Quand vous virtualisez Oracle sous VMware, la règle de licensing change du tout au tout. Beaucoup de DBA et d'administrateurs VMware le découvrent au moment d'un audit LMS — et la facture est salée. Voici les 5 pièges les plus fréquents que je rencontre chez mes clients.
Piège n°1 : compter les cœurs VMware au lieu des cœurs physiques
C'est l'erreur numéro un. Oracle ne reconnaît pas le soft partitioning de VMware. Peu importe le nombre de vCPU alloués à votre VM Oracle : Oracle considère tous les cœurs physiques du ou des hôtes où la VM est susceptible de tourner.
-- Exemple : hôte avec 2 sockets × 16 cœurs = 32 cœurs physiques
-- VM Oracle avec 4 vCPU
-- Oracle facture : 32 cœurs × facteur de licence, PAS 4
En cluster vSphere avec DRS activé, une VM Oracle peut théoriquement migrer sur n'importe quel hôte du cluster. Oracle considère alors tous les cœurs de tous les hôtes du cluster. Avec 4 hôtes de 32 cœurs, vous payez 128 cœurs même si votre VM n'en utilise que 4.
Ce qu'il faut faire : utiliser des DRS Rules (VM-VM Affinity) pour contraindre les VMs Oracle à un sous-ensemble d'hôtes, et documenter cette configuration pour l'audit.
Piège n°2 : ne pas activer le core factor
Sur VMware, Oracle applique un core factor de 0,5 pour les processeurs Intel/AMD. Cela signifie que 2 cœurs physiques comptent pour 1 licence.
Mon client pensait payer 32 licences pour son hôte 32 cœurs. En réalité, avec le core factor : 32 × 0,5 = 16 licences.
Mais attention : le core factor ne s'applique pas si Oracle ne reconnaît pas votre CPU comme éligible.

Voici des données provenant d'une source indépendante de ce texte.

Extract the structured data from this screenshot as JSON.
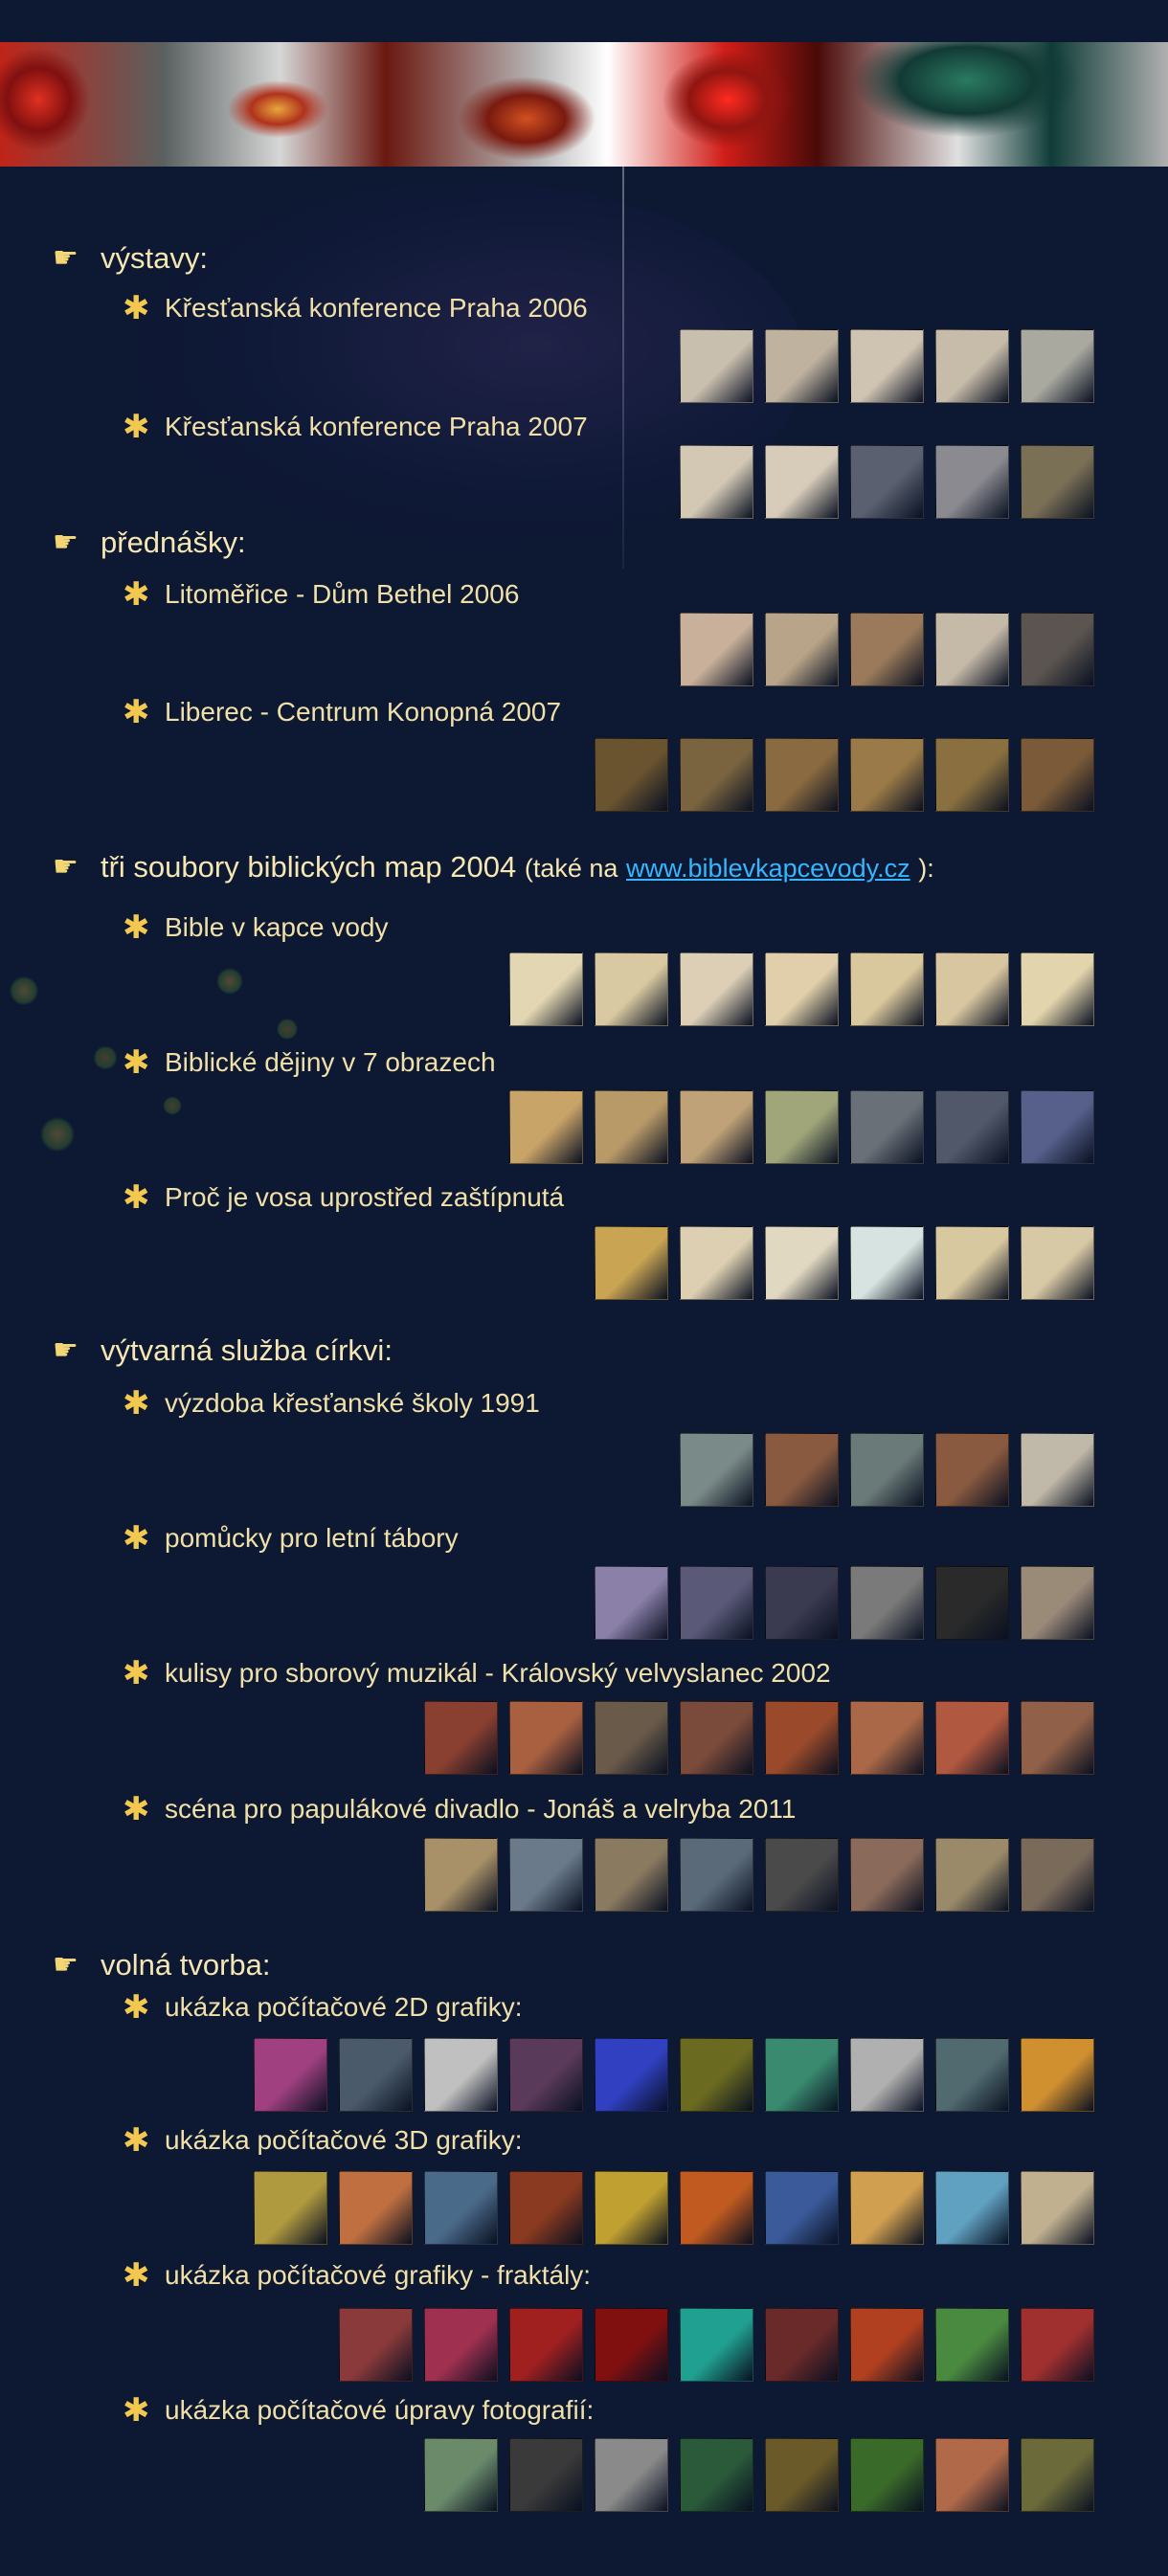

Vérifiez la liste officielle des processeurs éligibles au core factor sur le site Oracle.
Piège n°3 : utiliser DRS sans exclusion
Le Dynamic Resource Scheduler de VMware déplace automatiquement les VMs pour équilibrer la charge. Si votre VM Oracle se déplace sur un hôte non licencié, vous êtes en infraction immédiate.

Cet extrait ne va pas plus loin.